Précision du degré d’information nécessaire sur la répartition prévisionnelle des commandes dans un marché public portant sur des fournitures variées à livrer sur une pluralité de sites

Paru dans le N°279 - 12 septembre 2019
Commande publique

Dans le cadre d’un marché public passé par la caisse nationale d’assurance maladie (CNAM) pour la fourniture de tests d’immunologie pour dépister le cancer colorectal et de solutions de lecture à livrer selon des conditionnements de 20 et 50 kits, la méthode de la simulation d’un panier de commandes(1) avait été retenue pour classer les offres sur le critère du prix. Cette simulation était basée sur la quantité totale de kits commandée, lors d’une année d’exécution du précédent marché, par les différents centres de gestion de la CNAM. Le classement des offres a abouti à un résultat très serré entre les deux meilleures offres.

Le soumissionnaire arrivé deuxième, et dont la note sur le critère du prix était légèrement inférieure à celle de l’attributaire, a attaqué en référé précontractuel la décision d’attribution pour manquement aux obligations de publicité et de mise en concurrence. Saisi en cassation de l’ordonnance ayant fait droit à ce recours, le Conseil d’Etat, dans un arrêt du 12 juillet 2019(2), a validé les motifs sur lesquels s’est fondé le juge du référé pour annuler la procédure de passation du marché.

En l’espèce, les documents du marché ne précisaient pas, dans la quantité totale des commandes mentionnée pour les différents centres de gestion de la CNAM, la répartition des volumes de commandes entre les coffrets de 20 kits et ceux de 50 kits susceptibles d’être commandés. Ils ne permettaient pas non plus de déterminer la périodicité selon laquelle étaient susceptibles d’être répartis les volumes indiqués et comportaient, par ailleurs, un certain nombre de données contradictoires. Une telle information incomplète et erronée, alors que des précisions sur ces points étaient utiles pour l’élaboration des offres car elles avaient notamment une incidence sur le coût du transport des fournitures, caractérise un manquement aux obligations de publicité et de mise en concurrence.

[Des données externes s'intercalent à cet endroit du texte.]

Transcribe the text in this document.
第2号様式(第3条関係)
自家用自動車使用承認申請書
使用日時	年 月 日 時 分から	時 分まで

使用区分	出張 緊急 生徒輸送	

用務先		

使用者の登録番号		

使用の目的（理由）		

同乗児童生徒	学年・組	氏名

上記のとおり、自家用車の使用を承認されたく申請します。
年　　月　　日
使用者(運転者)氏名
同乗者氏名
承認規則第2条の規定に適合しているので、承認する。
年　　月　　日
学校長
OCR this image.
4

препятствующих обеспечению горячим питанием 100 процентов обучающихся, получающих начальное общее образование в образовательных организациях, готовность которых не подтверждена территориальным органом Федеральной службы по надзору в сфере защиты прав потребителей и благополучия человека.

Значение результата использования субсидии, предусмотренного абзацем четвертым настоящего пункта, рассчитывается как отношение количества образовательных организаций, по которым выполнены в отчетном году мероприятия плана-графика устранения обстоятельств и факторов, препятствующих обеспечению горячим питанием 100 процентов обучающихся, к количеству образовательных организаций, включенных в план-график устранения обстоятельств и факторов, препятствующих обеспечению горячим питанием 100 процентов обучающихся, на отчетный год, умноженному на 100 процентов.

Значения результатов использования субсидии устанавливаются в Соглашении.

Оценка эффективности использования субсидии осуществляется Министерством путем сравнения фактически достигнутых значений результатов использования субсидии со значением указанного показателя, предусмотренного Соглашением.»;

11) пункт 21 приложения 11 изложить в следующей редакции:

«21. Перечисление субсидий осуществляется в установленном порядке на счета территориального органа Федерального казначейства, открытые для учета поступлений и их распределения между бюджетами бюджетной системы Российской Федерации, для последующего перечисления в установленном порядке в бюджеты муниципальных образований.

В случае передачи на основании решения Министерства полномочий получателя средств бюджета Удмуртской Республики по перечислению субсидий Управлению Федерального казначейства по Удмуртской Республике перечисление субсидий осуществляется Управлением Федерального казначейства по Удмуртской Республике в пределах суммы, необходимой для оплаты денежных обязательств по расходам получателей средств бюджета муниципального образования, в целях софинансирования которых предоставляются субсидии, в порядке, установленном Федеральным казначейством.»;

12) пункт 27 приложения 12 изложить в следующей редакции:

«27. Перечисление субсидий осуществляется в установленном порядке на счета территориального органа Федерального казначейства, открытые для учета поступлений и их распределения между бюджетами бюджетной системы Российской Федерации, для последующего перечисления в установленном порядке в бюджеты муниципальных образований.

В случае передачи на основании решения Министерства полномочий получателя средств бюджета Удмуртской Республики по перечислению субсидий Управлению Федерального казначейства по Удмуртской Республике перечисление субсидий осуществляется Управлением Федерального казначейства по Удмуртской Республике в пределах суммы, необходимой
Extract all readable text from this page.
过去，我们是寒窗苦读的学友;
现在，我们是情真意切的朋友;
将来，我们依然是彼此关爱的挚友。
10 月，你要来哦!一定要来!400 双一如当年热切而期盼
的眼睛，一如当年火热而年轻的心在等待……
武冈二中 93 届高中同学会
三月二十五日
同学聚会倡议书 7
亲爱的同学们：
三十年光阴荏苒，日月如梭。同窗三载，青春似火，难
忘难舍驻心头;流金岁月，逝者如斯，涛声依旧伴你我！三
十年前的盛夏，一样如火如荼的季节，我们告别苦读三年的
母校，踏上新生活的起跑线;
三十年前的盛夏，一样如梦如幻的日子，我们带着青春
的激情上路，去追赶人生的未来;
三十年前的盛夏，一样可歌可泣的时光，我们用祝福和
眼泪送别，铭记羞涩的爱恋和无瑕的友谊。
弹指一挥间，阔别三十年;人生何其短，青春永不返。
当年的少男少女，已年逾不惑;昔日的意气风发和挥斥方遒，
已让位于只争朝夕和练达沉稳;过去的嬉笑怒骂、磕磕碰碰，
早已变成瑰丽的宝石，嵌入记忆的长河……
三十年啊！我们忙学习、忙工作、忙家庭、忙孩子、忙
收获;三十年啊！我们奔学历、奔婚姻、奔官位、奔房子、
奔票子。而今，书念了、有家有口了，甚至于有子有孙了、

Compte tenu du très faible écart de prix entre les deux offres concurrentes les mieux classées, le Conseil d’Etat valide l’appréciation du juge du référé selon laquelle il ne peut pas être exclu qu’une information suffisante des soumissionnaires aurait permis à la société évincée de former une meilleure offre de prix et d'obtenir une note lui permettant d’être désignée attributaire. Dès lors, la société évincée est bien susceptible d’avoir été lésée par le manquement aux obligations de mise en concurrence et le juge du référé a à bon droit annulé la procédure de passation.